Decision Maths: 2. Graphs And Networks

Question 1

What is a Graph

Answer 1

A graph consists of points (called vertices or nodes), which are connected by lines (edges or arcs)

Question 2

What is a Weighted Graph/Network

Answer 2

If a graph has a number associated with each edge (usually called it’s weight), then the graph is known as a weighted graph or network.

Question 3

What are Connected Graphs

Answer 3

Two vertices are connected if there is a path between them. A graph is connected if all its vertices are connected.

Question 4

What is a Simple Graph

Answer 4

A simple graph is one which there are no loops and there is at most one edge connecting any pair of vertices.

Question 5

What is a Directed Graph

Answer 5

A directed graph is one in which the edges of the graph have a direction associated with them, the edges are known as directed edges. Directed graph is often abbreviated to digraph.

Question 6

What are Vertices/Nodes

Answer 6

The vertices/nodes are the points on a graph (A,B,C,D,E). This list is sometimes called the vertex set.

Question 7

What are the Edges/Arcs

Answer 7

The edges/arcs are the lines connecting vertices (AB,AC,AF…). This list is sometimes called the edge set

Question 8

What is a Subgraph

Answer 8

A subgraph of G is a graph, each of whose vertices belong to G and each of whose edges belongs to G. It is simply a part of the original graph.

Question 9

What the Degree or Valency of a Vertex (+How do we say if a Vertex is even or odd)

Answer 9

The degree, or valency, or order of a vertex is the number of edges incident (connected) to it.

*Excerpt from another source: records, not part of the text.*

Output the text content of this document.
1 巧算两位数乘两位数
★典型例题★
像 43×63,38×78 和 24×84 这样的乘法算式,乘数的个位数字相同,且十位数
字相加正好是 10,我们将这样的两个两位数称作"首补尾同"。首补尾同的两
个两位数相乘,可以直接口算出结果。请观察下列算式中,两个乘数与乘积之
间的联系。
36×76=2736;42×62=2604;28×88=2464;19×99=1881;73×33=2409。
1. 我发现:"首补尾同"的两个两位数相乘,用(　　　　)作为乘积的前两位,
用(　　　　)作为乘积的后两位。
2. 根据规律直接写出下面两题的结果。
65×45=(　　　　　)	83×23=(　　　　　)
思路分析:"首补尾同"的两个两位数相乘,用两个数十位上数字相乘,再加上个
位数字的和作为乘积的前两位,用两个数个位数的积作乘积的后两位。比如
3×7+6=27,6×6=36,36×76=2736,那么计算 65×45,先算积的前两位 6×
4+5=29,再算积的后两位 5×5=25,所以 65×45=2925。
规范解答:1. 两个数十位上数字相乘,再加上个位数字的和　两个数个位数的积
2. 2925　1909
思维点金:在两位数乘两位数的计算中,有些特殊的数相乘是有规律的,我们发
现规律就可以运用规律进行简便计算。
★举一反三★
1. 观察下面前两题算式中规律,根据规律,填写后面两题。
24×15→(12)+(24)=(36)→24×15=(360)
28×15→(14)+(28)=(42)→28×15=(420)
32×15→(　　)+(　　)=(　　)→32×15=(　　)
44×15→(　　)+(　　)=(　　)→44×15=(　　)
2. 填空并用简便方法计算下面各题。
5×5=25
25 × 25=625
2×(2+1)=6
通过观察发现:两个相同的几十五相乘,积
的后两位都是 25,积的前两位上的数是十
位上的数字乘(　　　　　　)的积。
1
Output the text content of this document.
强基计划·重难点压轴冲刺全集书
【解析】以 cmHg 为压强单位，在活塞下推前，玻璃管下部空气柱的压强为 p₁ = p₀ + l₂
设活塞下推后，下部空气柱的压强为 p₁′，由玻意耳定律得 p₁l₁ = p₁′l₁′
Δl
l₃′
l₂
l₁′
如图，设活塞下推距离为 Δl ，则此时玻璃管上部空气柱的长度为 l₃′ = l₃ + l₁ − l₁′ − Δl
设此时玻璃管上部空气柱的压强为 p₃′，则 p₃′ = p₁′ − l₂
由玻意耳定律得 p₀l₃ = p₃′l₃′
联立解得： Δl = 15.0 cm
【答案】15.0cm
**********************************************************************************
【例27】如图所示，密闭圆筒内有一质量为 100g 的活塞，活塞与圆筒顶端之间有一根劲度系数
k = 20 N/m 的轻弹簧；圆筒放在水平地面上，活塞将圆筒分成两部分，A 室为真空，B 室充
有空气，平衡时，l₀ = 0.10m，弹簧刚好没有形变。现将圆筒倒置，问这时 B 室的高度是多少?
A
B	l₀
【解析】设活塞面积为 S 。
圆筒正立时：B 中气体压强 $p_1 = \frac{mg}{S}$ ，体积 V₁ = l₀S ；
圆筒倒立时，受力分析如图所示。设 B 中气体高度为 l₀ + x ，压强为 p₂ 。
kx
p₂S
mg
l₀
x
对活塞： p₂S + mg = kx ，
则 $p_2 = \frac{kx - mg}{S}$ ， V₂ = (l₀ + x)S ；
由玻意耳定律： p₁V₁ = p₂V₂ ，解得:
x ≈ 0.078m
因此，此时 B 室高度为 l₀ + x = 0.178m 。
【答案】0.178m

(If a vertex has even degree we say it is even, similarly if the vertex has odd degree we say it is an odd vertex)

Question 10

If you have odd degrees, will you have an even or odd amount of them

Answer 10

If you have odd degrees, you’ll always have an even number of them.

Question 11

What is A Walk

Answer 11

A walk is a route through a graph along edges from one vertex to the next.

Question 12

What is A Path

Answer 12

A path is a walk in which no vertex is visited more than once

Question 13

What is A Trail

Answer 13

A trail is a walk in which no edge is visited more than once

Question 14

What is A Cycle

Answer 14

A cycle is a walk in which the end vertex is the same as the start vertex and no other vertex is visited more than once.

Question 15

What is A Hamiltonian Cycle

Answer 15

A Hamiltonian cycle is a cycle which includes every vertex

Question 16

What is A Loop

Answer 16

A loop is an edge which starts and finishes at the same vertex

Question 17

If a graph represented a telephone network, why would you want multiple edges going from one node to another?

Answer 17

So an organisation can make different calls at the same time.

Question 18

What is the Handshake Lemma

Answer 18

In any undirected graph, the sum of the degrees of the vertices is equal to 2x the number of edges, as a consequence, the number of odd vertices must be even. This result is known as the handshake lemma.

Question 19

Can you draw a graph with an odd number of odd vertices?

Answer 19

No, it’s impossible

Question 20

Example Question:

Graham is attempting to draw a graph which has vertices of the following orders.

2n-1, 2^n+2, n^2, 2n+1, 2^n-1

State a restriction on the value of n which would make the graph constructible

Answer 20

n has to be odd

(To make an even number of odd vertices)

Question 21

What is A Tree

Answer 21

A tree is a connected graph with no cycles

Question 22

What is a Spanning Tree

Answer 22

A spanning tree is a subgraph, which includes all the vertices and is a tree

Question 23

What is A Complete Graph

Answer 23

A complete graph is a graph in which every vertex is directly connected by a single edge to each of the other vertices.

Question 24

a) How many edges are required to drawn Kn of a Complete Graph

b) How many edges are required to draw K10

Answer 24

a) n(n-1) / 2 = 1/2n (n-1)

b) (10 x 9) / 2 = 45

Question 25

What is a Circuit

Answer 25

A walk in which the start vertex and the end vertex are the same

Question 26

What are Isomorphic Graphs

Answer 26

Isomorphic graphs are graphs which show the same information but may be drawn differently.

Question 27

How can you tell if 2 graphs are Isomorphic (the same)

Answer 27

• Numbers of nodes
• Numbers of Arcs
• Order/Valency of the nodes
• Check both edge sets of the graph match up

Question 28

What is an Adjacency Matrix

Answer 28

An adjacency matrix represents a graph or network

(in a table for example)

Question 29

What does each entry in a non-weighted graph in an adjacency matrix describe?

Answer 29

In a non weighted graph each entry describes the number of arcs joining the corresponding vertices

Question 30

What do the entries in a distance matrix in an adjacency matrix describe?

Answer 30

In a distance matrix the entries represent the weight of each arc, not the number of arcs.

Question 31

In a directed distance network, will the matrix be symmetrical or not?

Answer 31

In a directed distance network, the matrix will not be symmetrical.